発見したのが昨日の朝。 入店したのが本日の夜。 凄い店ですねぇ。
何が凄いって、楽しいんです。
別にオヤジやオバチャンが饒舌なわけでもなく、私自身も無言なのに楽しくて、ジャック ・ ヒギンズ著 「鷲は飛び立った」 早川書房が、ただの1ペイジも読めません。
STRAC?交流会の席上、丸徳さんに 「頼まなくてもバンバン出てくる店」
とはお聞きしていましたが、あれほどとは。筆記用具が無くては、とてもすべては記録しきれません。
とりあえず、私の記憶を辿ってみれば ・ ・ ・
狭い間口。 店にはいると右側に6人ほどのカウンター。 その中が調理場。奥に4人掛けのテイブルが一つに、2畳ほどの入れ込み。
メニュは天井から下がったセコい紙に
「ミルクワンタン」 「焼飯」 「煮込みライス」 「半分煮込み焼飯」
この4種類のみ。
カウンターに座って 「なに頼もうかなぁ、困ったなぁ」 と思いながらとりあえず 「冷酒をお願いします」
と言いました。例のペコペコの安っぽいアルミの急須がありますね、冷酒は、あれで供されます。 推定容量1.5合。

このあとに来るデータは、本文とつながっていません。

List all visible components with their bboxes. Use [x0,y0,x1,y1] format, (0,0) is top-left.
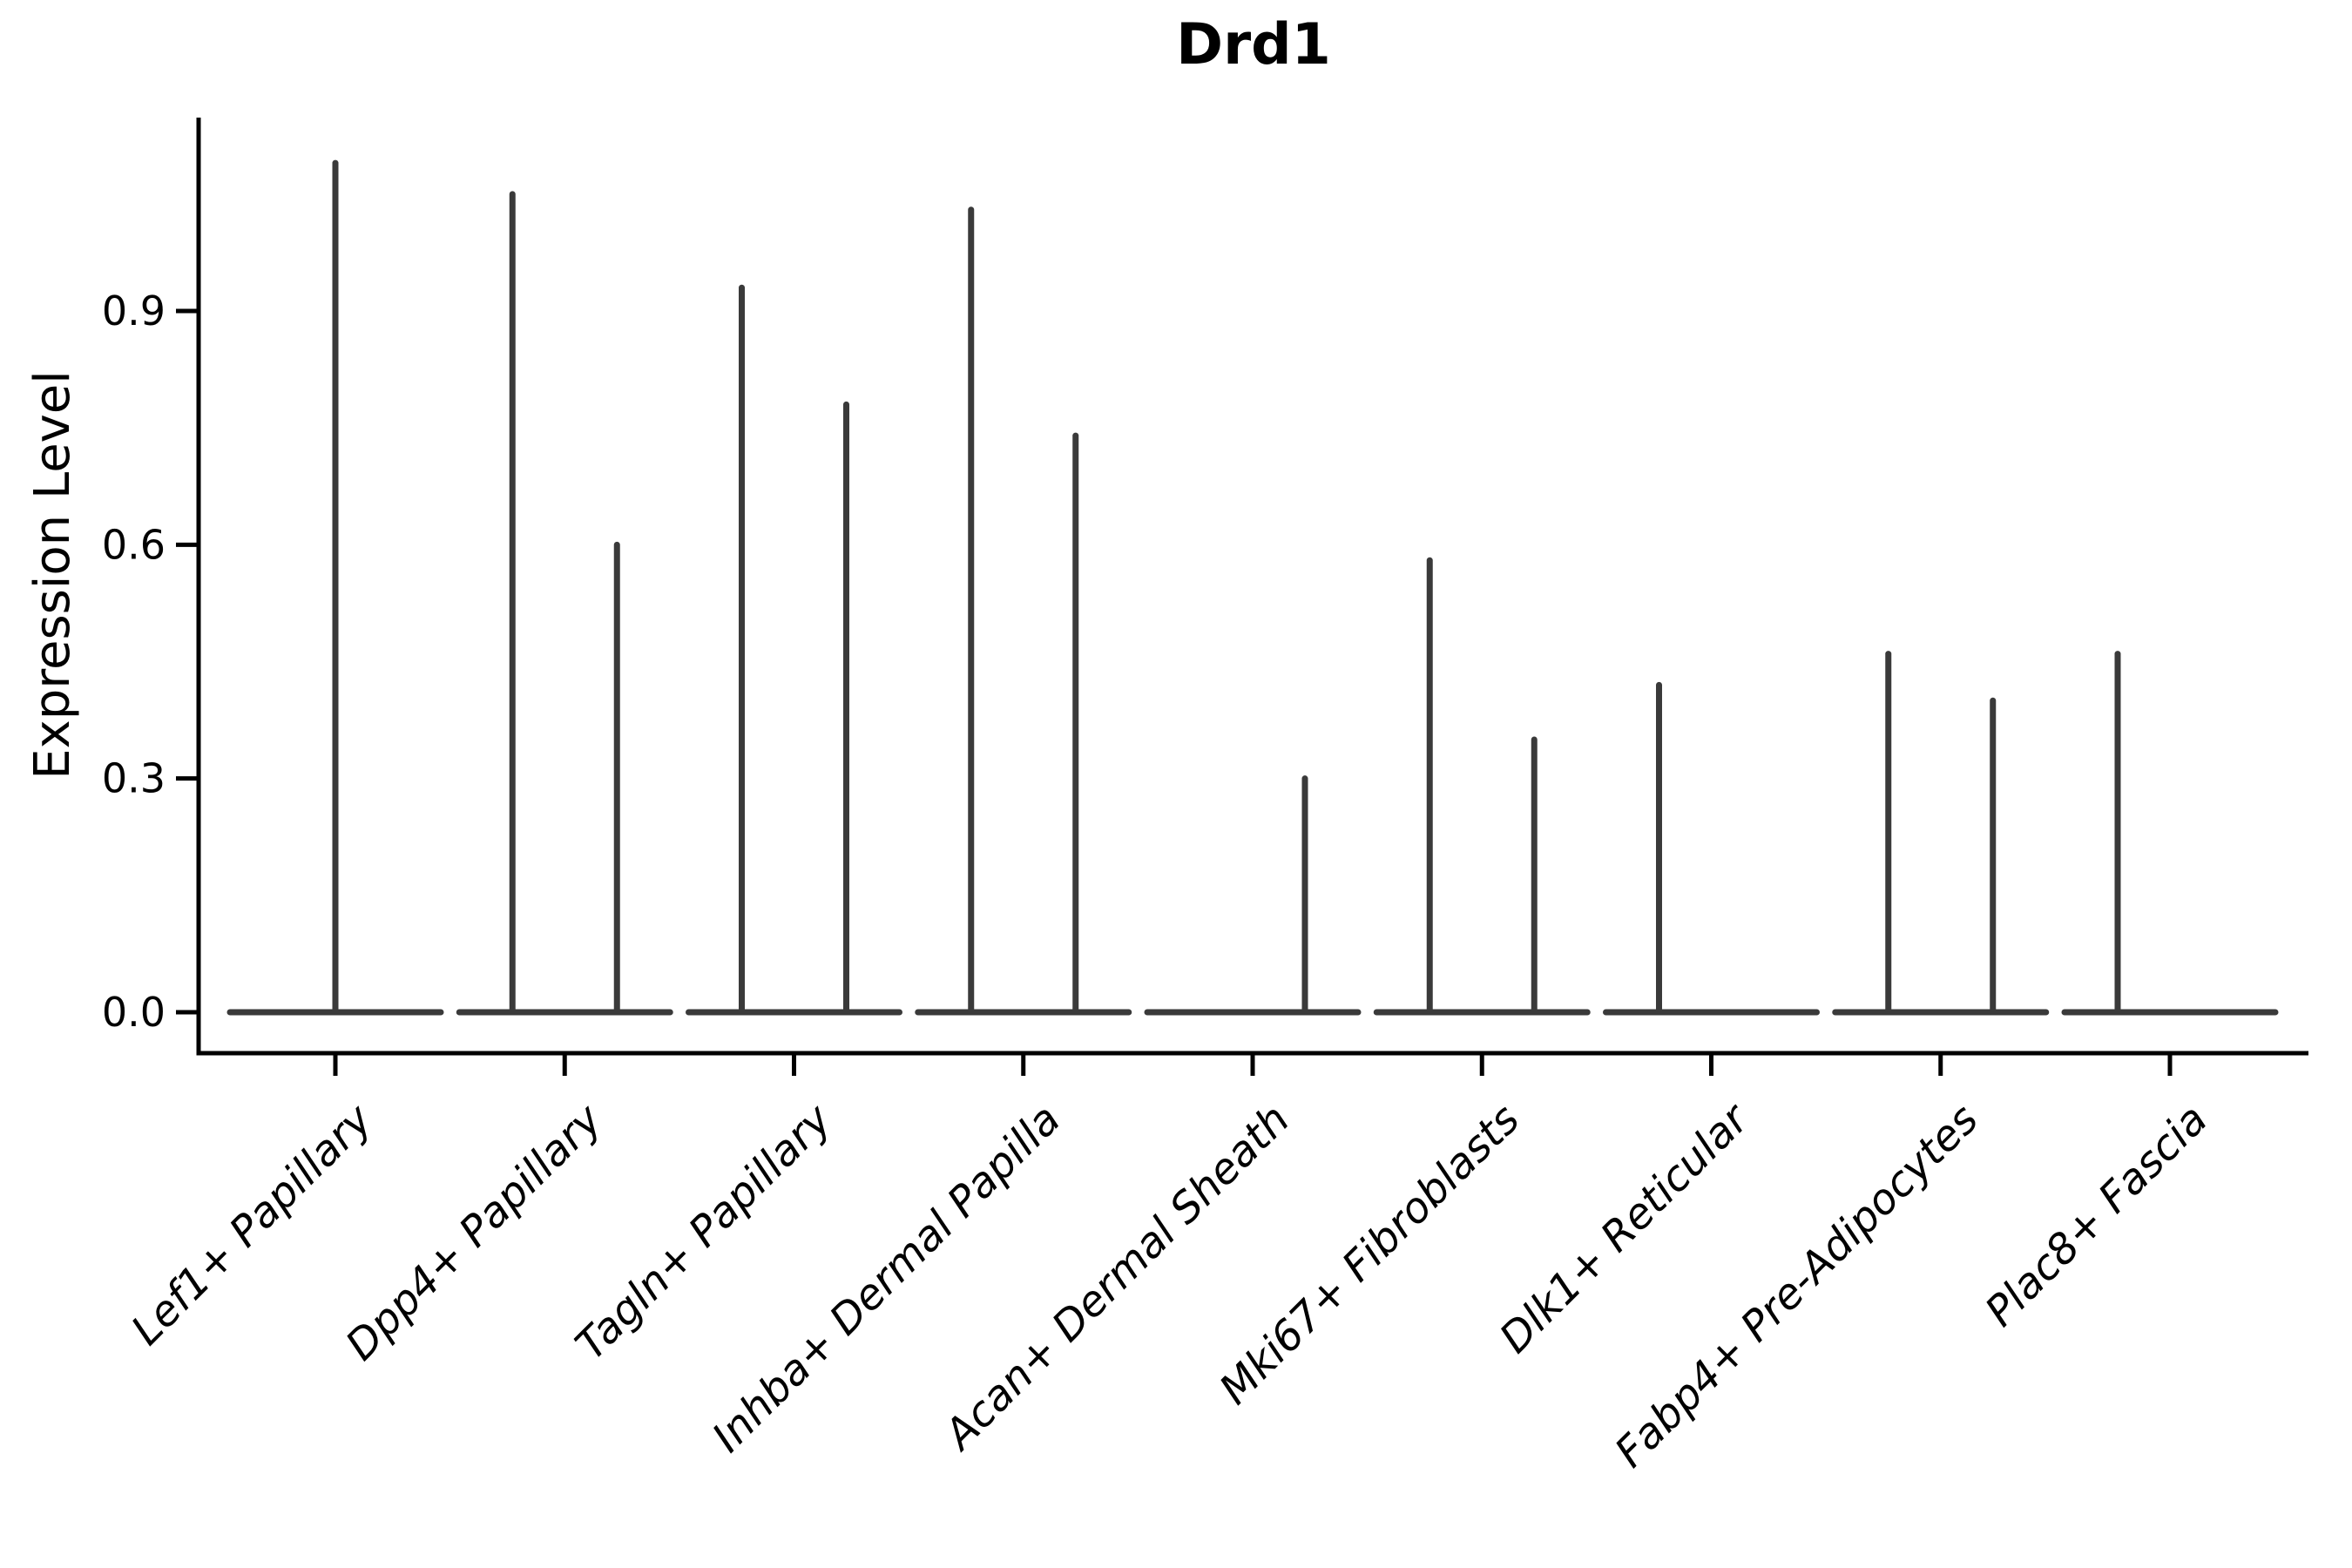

いやぁ、丸徳さんのおっしゃる通り、酒の肴が出るわ出るわ。
いきなり、といった感じで 「スープ」 (小さな中華ドンブリに入ったニンニク風味コンソメ)
「白菜の漬物」
「茹でたサザエの肝臓とワカメ」
「鯵のひらき」
「氷頭なます」
おばちゃんが 「これ、オニーサン好きそうだから」 と言いながら出してくれました。
鯵のひらきの頭まで食べてしまったあたりを、観察されたのでしょうか。
この 「氷頭なます」 が美味くて、おばちゃんを褒めると
「アラスカの熊は、鮭の頭と内臓しか食べないそうね。 私なんか ミノモンタ が体にいいって言えば、なんでも食べちゃうけど」
「鰻のヒレぐるぐる巻き串焼き」(鰻の小さなヒレを、何十枚も集めて1串にまとめる根性が凄い)
「モツ煮」 (モツは鶏モツ。 スープはコンソメ)
「チャーハン」 (スープと同じく小さな中華ドンブリ)
「胡瓜、茄子の漬物、梅干し」
「トコロテン」(トコロテンなんて、30年以上ぶりに食べてしまいました)
「トロロイモのおろしたやつ」
「タコブツ」
ここでさすがに降参して、すかさず 「すいません、ミルクワンタンの小さいの下さい」
おばちゃん 「小さいので足りるの?」
私 「はい、大丈夫です」
おばちゃん 「怪しいなぁ。 足りなかったら、お代わりしてね」
ミルクワンタンは、暖かい牛乳にコンソメスープのモツ煮を入れて、そこに湯がいたワンタンを投入します。しみじみとした滋味とコクがあって美味いですねぇ、これが。
私のような飲み食いの速い人間で、滞在時間は45分。勘定は3000円ぴったり。